FIG. 6 illustrates various parameters of a pulse output waveform. As shown in FIG. 6. several common pulse output parameters are shown on a pulse schematic diagram. For example, common parameters of the pulsed electric field here are.

    • pulse amplitude V: ±300˜±10 KV:
    • pulse width W: 100 ns˜100 us:
    • pulse interval I: 0˜1 ms:
    • pulse group duration T1: less than 200 ms:
    • pulse group interval T2: 10 ms˜3 s:
    • number of pulse groups N: 1˜120.


The RF generation module 102 is configured to generate radio frequency output Specifically, a high-power RF current is generated to act on a lesion point, such that ions in target tissue move to generate heat by friction, and the tissue in a target region is damaged by thermal coagulation. The purpose of damaging tumor cells is achieved using the process



FIG. 7 is a schematic diagram of a RF generation circuit topology.


As shown in FIG. 7, the function of adjusting RF output energy is achieved by controlling a power amplifier power source control circuit to control energy output by a power amplifier power source.
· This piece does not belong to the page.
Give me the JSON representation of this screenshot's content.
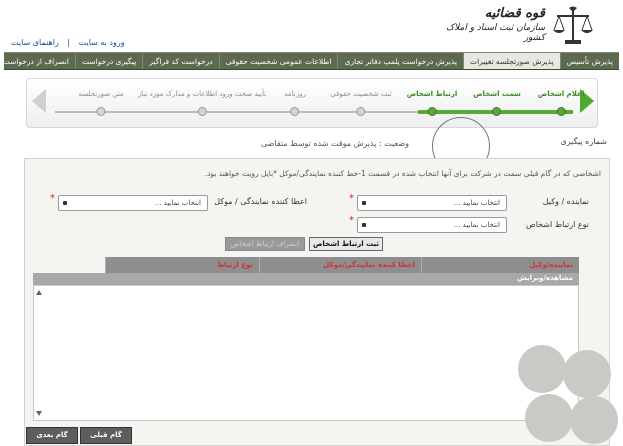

A functional power source and a RF power amplifier driving control circuit both act on a RF power amplifier circuit, and the RF output is obtained after an output signal is processed by an isolation transformer. Common output parameters are a maximum power of 300 W and an output frequency of 30 kHz˜2 MHz.


The output control module 103 is configured to choose, according to a characteristic of an ablation region, between ablation output modes, namely, the radio frequency output and the pulse output. Specifically, the output control module may select one of the following ablation output modes: RF only output, pulse only output, and pulse and RF hybrid output.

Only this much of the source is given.